2. Use Turbotax. Turbotax is expensive, obnoxious, and requires endless updates. And the people at Intuit are shitbags who want to CONSTANTLY upsell you on crap. No matter. If you do your own taxes, Turbotax is the best you’re gonna do. I hate that I need it.
3. Don’t forget to pay your estimated quarterly taxes. If you’re a freelancer (and you are, because America no longer has any full-time jobs), you need to pay your taxes on a quarterly basis using 1040-ES vouchers. The IRS will actually calculate your estimated payments for you based on last year’s tax form. But if you’re starting from scratch, you need to account for all the untaxed money you made each quarter, and then do all the annoying calculations provided in the voucher packet. I hope you have a calculator handy. You also need to pay estimated taxes to your STATE as well, unless you live in a scam state like Florida. Once you’ve ponied up, you are free to sit back and fume as Obama hosts a State Dinner for the premier of Uruguay. I BETTER NOT BE PAYING FOR THAT CEVICHE.
4. If you work from home, do NOT overstate the size of your home office. You can knock money off your tax bill by using a home office, but the IRS will come and burrow deep into your rectum if you try to claim that the office takes up 50 percent of your house. They aren’t stupid. They’ll storm into your house, take measurements, and then discover your home “office” also doubles as the ping pong room. JAIL.
5. That said, try to write off all the shit you can. There’s a whole lot of shit that the IRS will let you partially deduct: mortgage payments, day care, cell phone bills, self-employed healthcare, car depreciation, that apartment you rented for your mistress under an alias, etc. Turbotax will ask you about all this and then ask you, “Do you REALLY use this for business only?” And then you will shit your pants for a moment, and then press ahead anyway.

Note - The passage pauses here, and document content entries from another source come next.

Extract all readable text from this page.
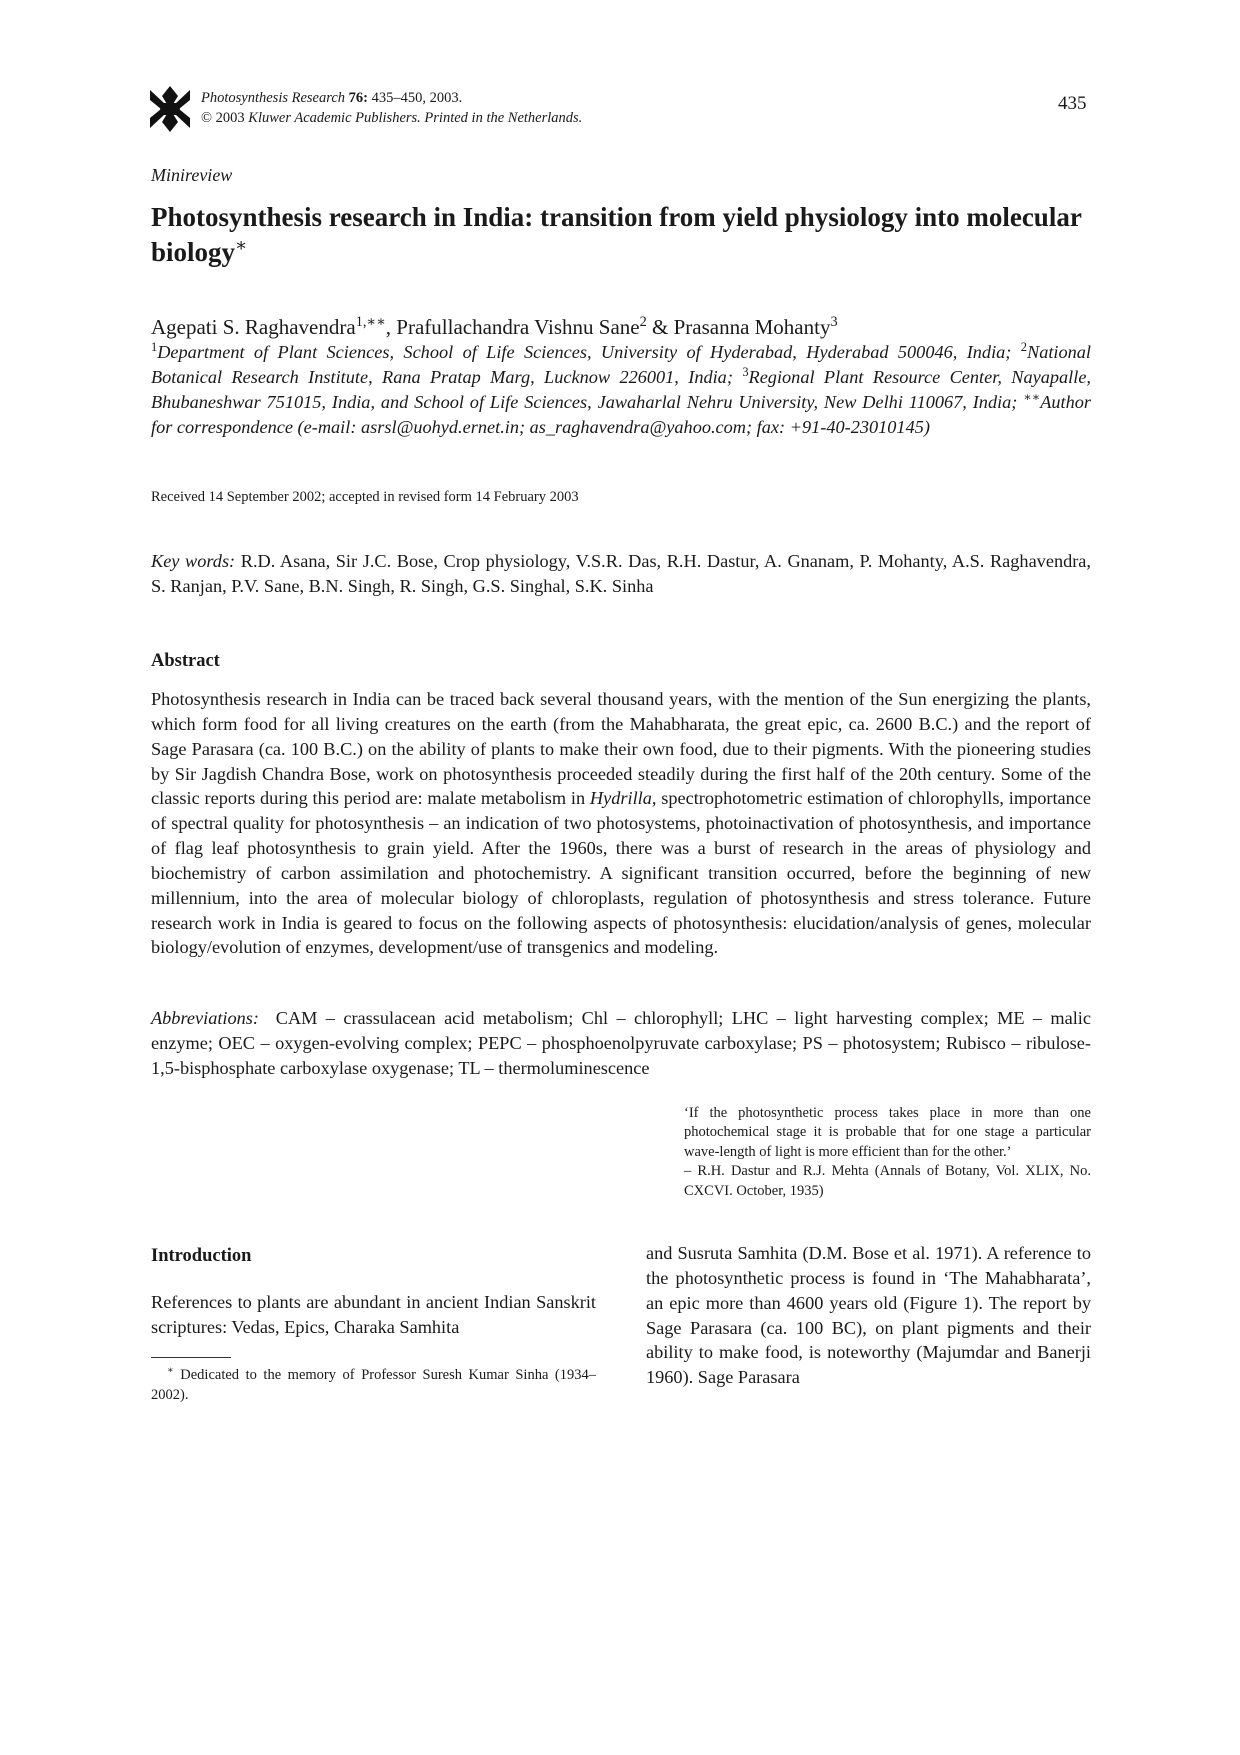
Photosynthesis Research 76: 435–450, 2003.
© 2003 Kluwer Academic Publishers. Printed in the Netherlands.
435
Minireview
Photosynthesis research in India: transition from yield physiology into molecular biology∗
Agepati S. Raghavendra$^{1,∗∗}$, Prafullachandra Vishnu Sane$^2$ & Prasanna Mohanty$^3$
$^1$Department of Plant Sciences, School of Life Sciences, University of Hyderabad, Hyderabad 500046, India; $^2$National Botanical Research Institute, Rana Pratap Marg, Lucknow 226001, India; $^3$Regional Plant Resource Center, Nayapalle, Bhubaneshwar 751015, India, and School of Life Sciences, Jawaharlal Nehru University, New Delhi 110067, India; ∗∗Author for correspondence (e-mail: asrsl@uohyd.ernet.in; as_raghavendra@yahoo.com; fax: +91-40-23010145)
Received 14 September 2002; accepted in revised form 14 February 2003
Key words: R.D. Asana, Sir J.C. Bose, Crop physiology, V.S.R. Das, R.H. Dastur, A. Gnanam, P. Mohanty, A.S. Raghavendra, S. Ranjan, P.V. Sane, B.N. Singh, R. Singh, G.S. Singhal, S.K. Sinha
Abstract
Photosynthesis research in India can be traced back several thousand years, with the mention of the Sun energizing the plants, which form food for all living creatures on the earth (from the Mahabharata, the great epic, ca. 2600 B.C.) and the report of Sage Parasara (ca. 100 B.C.) on the ability of plants to make their own food, due to their pigments. With the pioneering studies by Sir Jagdish Chandra Bose, work on photosynthesis proceeded steadily during the first half of the 20th century. Some of the classic reports during this period are: malate metabolism in Hydrilla, spectrophotometric estimation of chlorophylls, importance of spectral quality for photosynthesis – an indication of two photosystems, photoinactivation of photosynthesis, and importance of flag leaf photosynthesis to grain yield. After the 1960s, there was a burst of research in the areas of physiology and biochemistry of carbon assimilation and photochemistry. A significant transition occurred, before the beginning of new millennium, into the area of molecular biology of chloroplasts, regulation of photosynthesis and stress tolerance. Future research work in India is geared to focus on the following aspects of photosynthesis: elucidation/analysis of genes, molecular biology/evolution of enzymes, development/use of transgenics and modeling.
Abbreviations: CAM – crassulacean acid metabolism; Chl – chlorophyll; LHC – light harvesting complex; ME – malic enzyme; OEC – oxygen-evolving complex; PEPC – phosphoenolpyruvate carboxylase; PS – photosystem; Rubisco – ribulose-1,5-bisphosphate carboxylase oxygenase; TL – thermoluminescence
‘If the photosynthetic process takes place in more than one photochemical stage it is probable that for one stage a particular wave-length of light is more efficient than for the other.’
– R.H. Dastur and R.J. Mehta (Annals of Botany, Vol. XLIX, No. CXCVI. October, 1935)
Introduction
References to plants are abundant in ancient Indian Sanskrit scriptures: Vedas, Epics, Charaka Samhita
∗ Dedicated to the memory of Professor Suresh Kumar Sinha (1934–2002).
and Susruta Samhita (D.M. Bose et al. 1971). A reference to the photosynthetic process is found in ‘The Mahabharata’, an epic more than 4600 years old (Figure 1). The report by Sage Parasara (ca. 100 BC), on plant pigments and their ability to make food, is noteworthy (Majumdar and Banerji 1960). Sage Parasara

6. Unless something is really wrong with you, you’re probably not gonna be able to deduct medical expenses. Did you spend more than 10 percent of your income on medical expenses? Congratulations, you’ve met the deduction threshold. Also, you are dying.
7. The more money you stash away, the less taxes you will pay. FACT: You can open a SEP IRA account right now, this instant, and have it applied to the previous tax year. You can only do this before Tax Day. As long as you put any money into an individual retirement fund (pick an index fund if you’re a financial dolt like I am), that money becomes tax-exempt so long as you never take it out prior to retirement age.
8. Be sure you have accounted for ALL vital tax documents. Every W2. Every 1099 you receive (this is freelance income). Every 1099-DIV you get from an investment service. A lot of companies have gone paperless with tax documents now, so DO NOT FORGET a digital tax form if that’s all your company sends you. The IRS will notice if it’s missing. Somehow, despite having to wade through tens of millions of tax returns, the IRS notices EVERYTHING. They’ll never arrest anyone at Goldman Sachs for driving the economy into a ditch. But they’ll hunt you down for that under-the-table lemonade-stand revenue.
9. Your ideal refund check is $0. If you get a big refund check, tax experts will tell you that you did a poor job by overpaying the government, allowing them to make money off the interest instead of you. Of course, that wildly overestimates your ability to manage your own money, but you understand the theory. You want to pay just the right amount of taxes during the year. Not too much and not too little. Got it? Good.
Now go finish those taxes and then get loaded. You’ve earned it.